Myelin-associated glycoprotein (MAG), an inhibitor of axon regeneration, binds with high affinity to the Nogo-66 receptor (NgR). Here we report that the p75 neurotrophin receptor (p75(NTR)) is a co-receptor of NgR for MAG signaling. In cultured human embryonic kidney (HEK) cells expressing NgR, p75(NTR) was required for MAG-induced intracellular Ca2+ elevation. Co-immunoprecipitation showed an association of NgR with p75(NTR) that can be disrupted by an antibody against p75(NTR) (NGFR5), and extensive coexpression was observed in the developing rat nervous system. Furthermore, NGFR5 abolished MAG-induced repulsive turning of Xenopus axonal growth cones and Ca2+ elevation, both in neurons and in NgR/p75(NTR)-expressing HEK cells. Thus we conclude that p75(NTR) is a co-receptor of NgR for MAG signaling and a potential therapeutic target for promoting nerve regeneration.
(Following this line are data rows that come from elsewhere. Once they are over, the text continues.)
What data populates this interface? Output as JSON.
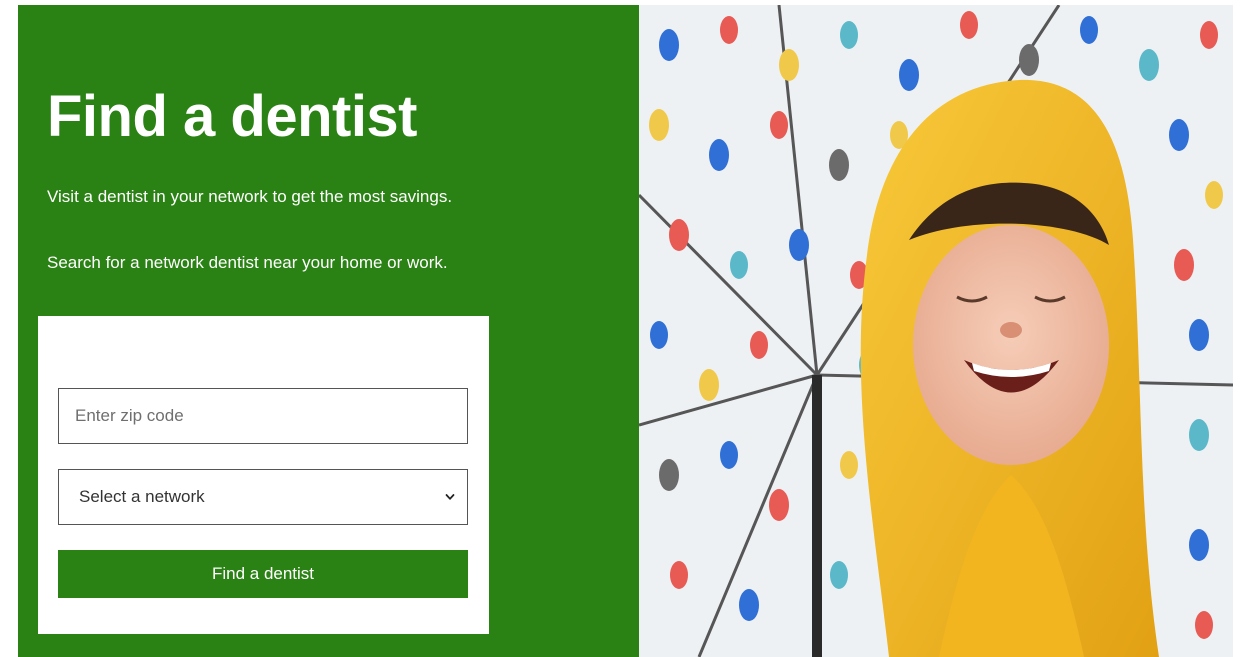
{
  "hero": {
    "title": "Find a dentist",
    "subtitle_1": "Visit a dentist in your network to get the most savings.",
    "subtitle_2": "Search for a network dentist near your home or work."
  },
  "form": {
    "zip_placeholder": "Enter zip code",
    "network_select": "Select a network",
    "submit_label": "Find a dentist"
  },
  "colors": {
    "brand_green": "#2a8114",
    "raincoat_yellow": "#f2b51f"
  },
  "icons": {
    "select_caret": "chevron-down-icon"
  }
}
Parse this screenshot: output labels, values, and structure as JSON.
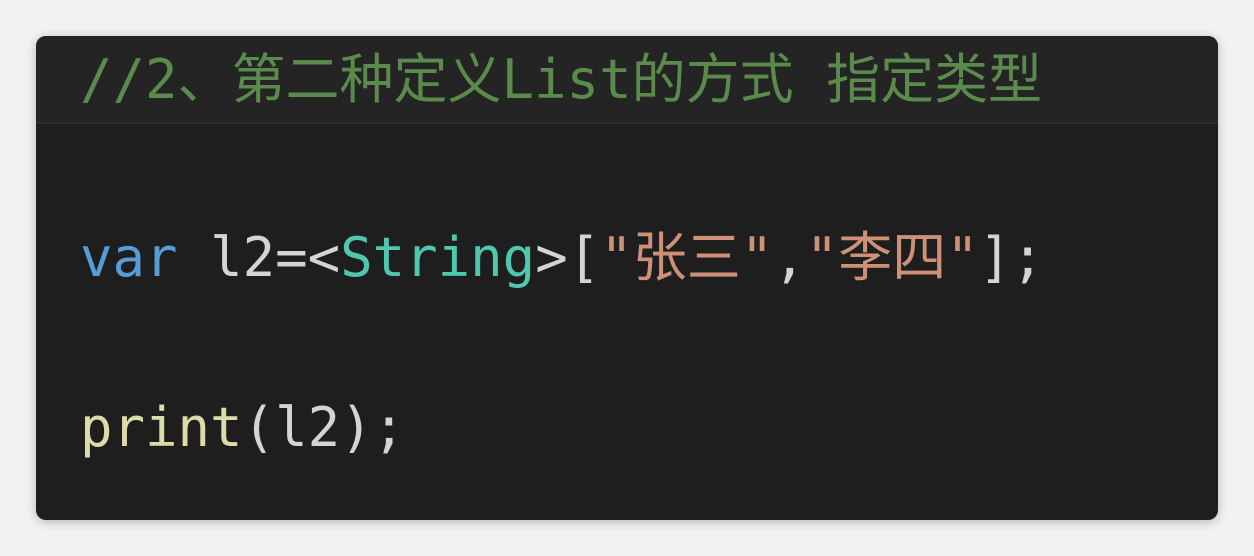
{
  "editor": {
    "comment": "//2、第二种定义List的方式 指定类型",
    "declaration": {
      "keyword": "var",
      "space": " ",
      "variable": "l2",
      "assign": "=",
      "open_angle": "<",
      "type": "String",
      "close_angle": ">",
      "open_bracket": "[",
      "string1": "\"张三\"",
      "comma": ",",
      "string2": "\"李四\"",
      "close_bracket": "]",
      "semicolon": ";"
    },
    "call": {
      "function": "print",
      "open_paren": "(",
      "argument": "l2",
      "close_paren": ")",
      "semicolon": ";"
    }
  },
  "colors": {
    "background": "#1e1e1e",
    "comment": "#5a8a4c",
    "keyword": "#569cd6",
    "type": "#4ec9b0",
    "string": "#ce9178",
    "function": "#dcdcaa"
  }
}
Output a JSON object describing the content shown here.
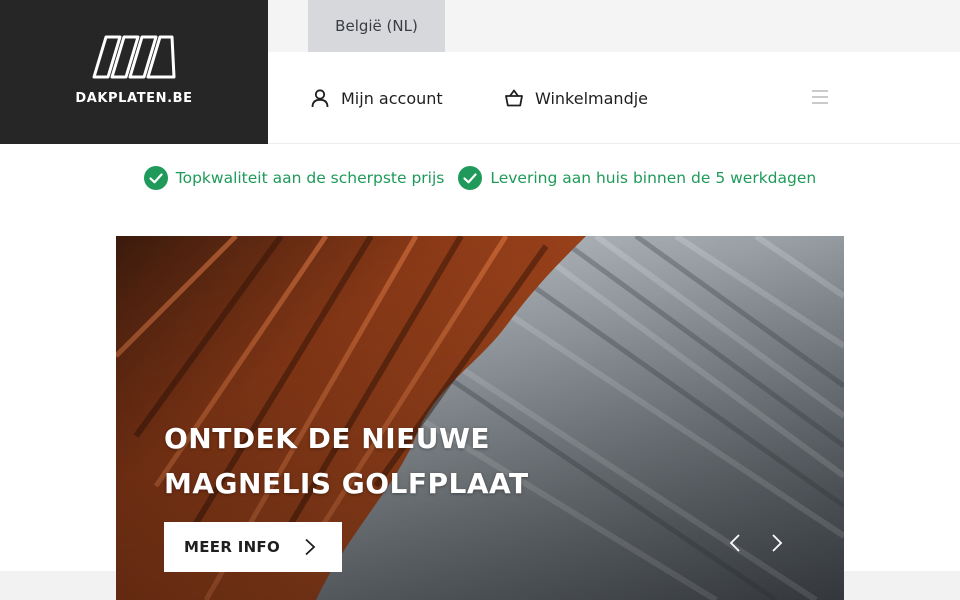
{
  "brand": {
    "name": "DAKPLATEN.BE"
  },
  "header": {
    "language": "België (NL)",
    "account_label": "Mijn account",
    "cart_label": "Winkelmandje"
  },
  "usps": [
    {
      "text": "Topkwaliteit aan de scherpste prijs",
      "icon": "check-circle-icon"
    },
    {
      "text": "Levering aan huis binnen de 5 werkdagen",
      "icon": "check-circle-icon"
    }
  ],
  "hero": {
    "title_line1": "ONTDEK DE NIEUWE",
    "title_line2": "MAGNELIS GOLFPLAAT",
    "cta_label": "MEER INFO"
  },
  "colors": {
    "logo_bg": "#262626",
    "accent_green": "#1f9a5a",
    "lang_bg": "#d6d8dc",
    "top_strip_bg": "#f4f4f4"
  },
  "icons": {
    "account": "user-icon",
    "cart": "basket-icon",
    "menu": "hamburger-icon",
    "cta": "chevron-right-icon",
    "prev": "chevron-left-icon",
    "next": "chevron-right-icon"
  }
}
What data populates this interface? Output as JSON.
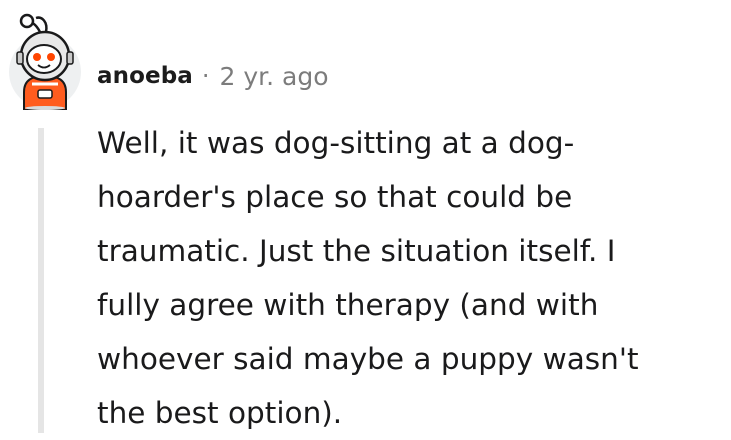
{
  "comment": {
    "author": "anoeba",
    "separator": "·",
    "timestamp": "2 yr. ago",
    "body_lines": [
      "Well, it was dog-sitting at a dog-",
      "hoarder's place so that could be",
      "traumatic. Just the situation itself. I",
      "fully agree with therapy (and with",
      "whoever said maybe a puppy wasn't",
      "the best option)."
    ]
  },
  "avatar": {
    "icon": "reddit-snoo-astronaut-avatar",
    "colors": {
      "helmet": "#e8e8e8",
      "visor": "#1a1a1b",
      "eye": "#ff4500",
      "suit": "#ff5c1f",
      "background": "#eef0f1"
    }
  },
  "colors": {
    "text": "#1a1a1b",
    "meta": "#7c7c7c",
    "thread_line": "#e5e5e5"
  }
}
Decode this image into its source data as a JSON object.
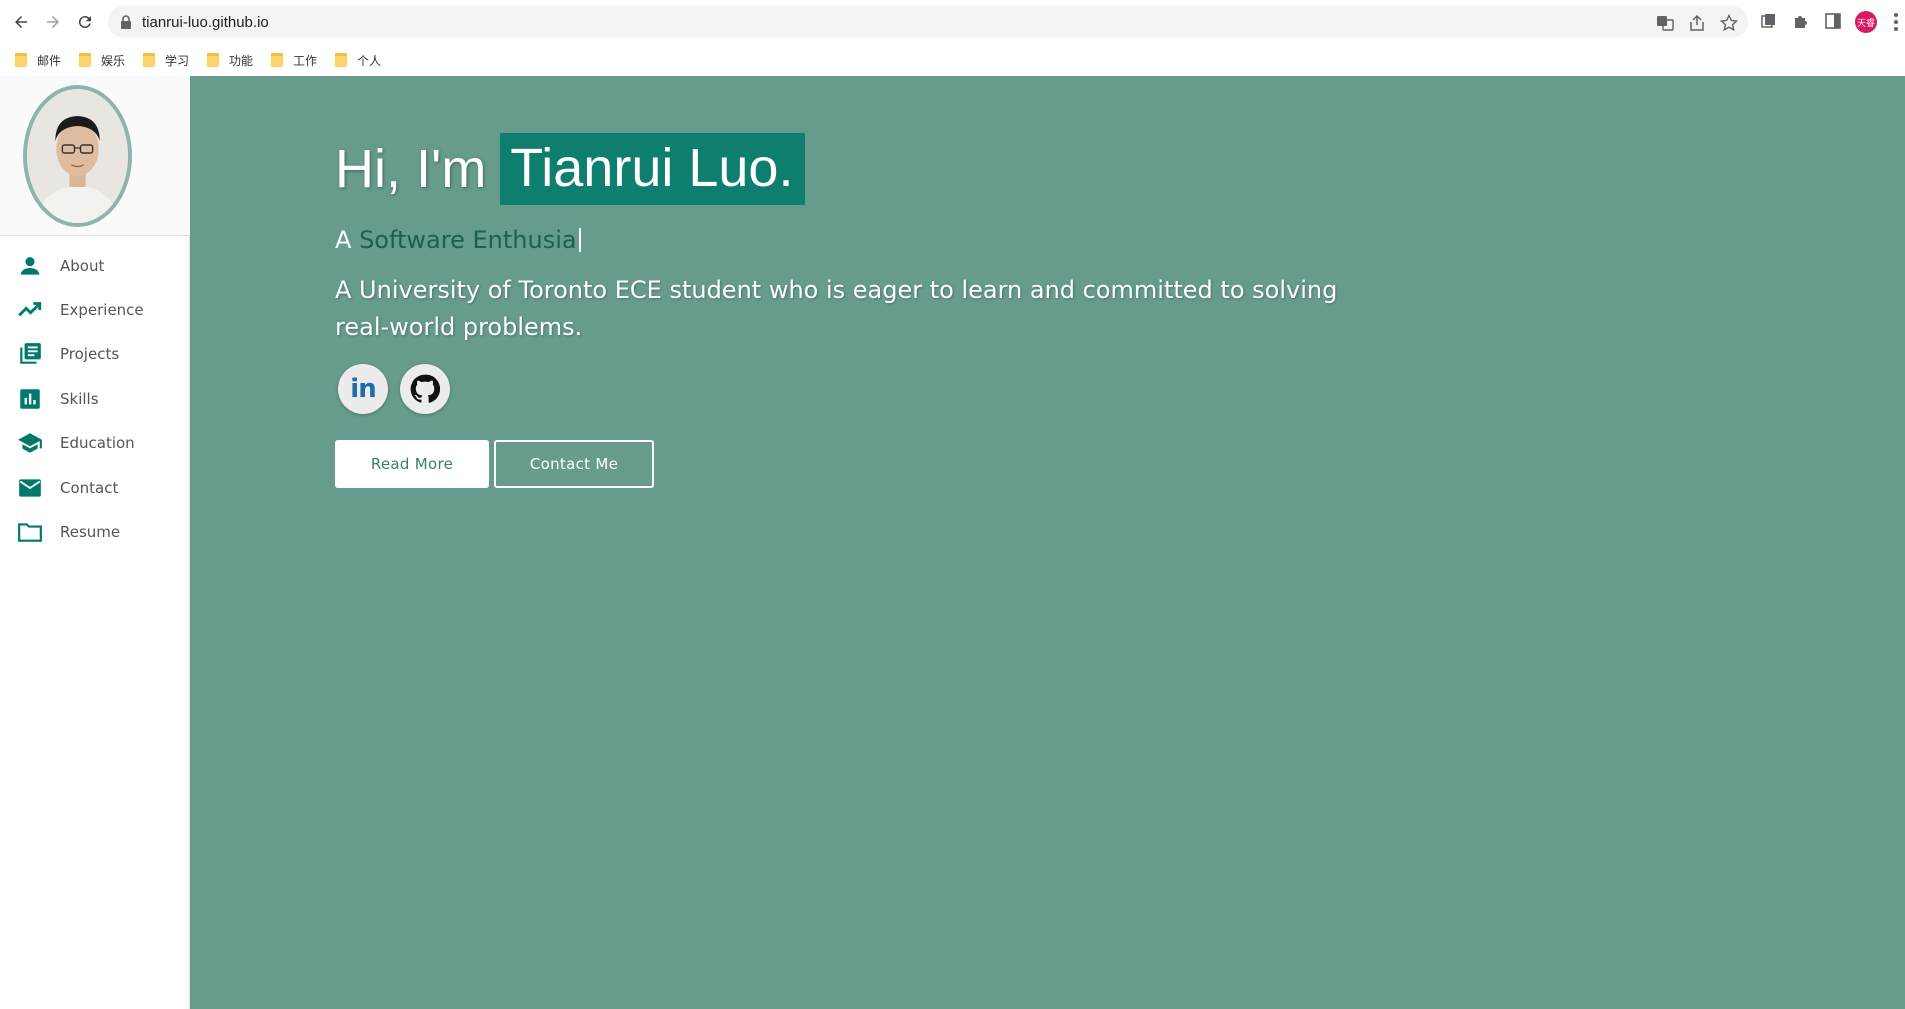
{
  "browser": {
    "url": "tianrui-luo.github.io",
    "profile_initials": "天睿",
    "bookmarks": [
      "邮件",
      "娱乐",
      "学习",
      "功能",
      "工作",
      "个人"
    ]
  },
  "sidebar": {
    "items": [
      {
        "label": "About",
        "icon": "person-icon"
      },
      {
        "label": "Experience",
        "icon": "trending-up-icon"
      },
      {
        "label": "Projects",
        "icon": "library-books-icon"
      },
      {
        "label": "Skills",
        "icon": "bar-chart-icon"
      },
      {
        "label": "Education",
        "icon": "school-icon"
      },
      {
        "label": "Contact",
        "icon": "mail-icon"
      },
      {
        "label": "Resume",
        "icon": "folder-icon"
      }
    ]
  },
  "hero": {
    "greeting_prefix": "Hi, I'm",
    "name": "Tianrui Luo.",
    "subtitle_prefix": "A",
    "subtitle_typed": "Software Enthusia",
    "description": "A University of Toronto ECE student who is eager to learn and committed to solving real-world problems.",
    "social": [
      "linkedin-icon",
      "github-icon"
    ],
    "linkedin_glyph": "in",
    "read_more_label": "Read More",
    "contact_label": "Contact Me"
  },
  "colors": {
    "hero_bg": "#669b8e",
    "name_highlight": "#0e7e6e",
    "accent": "#00796b"
  }
}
髓磷脂相关糖蛋白(MAG)是一种轴突再生抑制剂,它与Nogo-66受体(NgR)具有高亲和力结合。在此我们报告,p75神经营养因子受体(p75(NTR))是NgR介导MAG信号传导的共受体。在表达NgR的培养人胚肾(HEK)细胞中,MAG诱导的细胞内Ca2+升高需要p75(NTR)。免疫共沉淀显示NgR与p75(NTR)存在关联,这种关联可被抗p75(NTR)抗体(NGFR5)破坏,并且在发育中的大鼠神经系统中观察到广泛的共表达。此外,在神经元以及表达NgR/p75(NTR)的HEK细胞中,NGFR5消除了MAG诱导的非洲爪蟾轴突生长锥的排斥性转向和Ca2+升高。因此我们得出结论,p75(NTR)是NgR介导MAG信号传导的共受体,也是促进神经再生的潜在治疗靶点。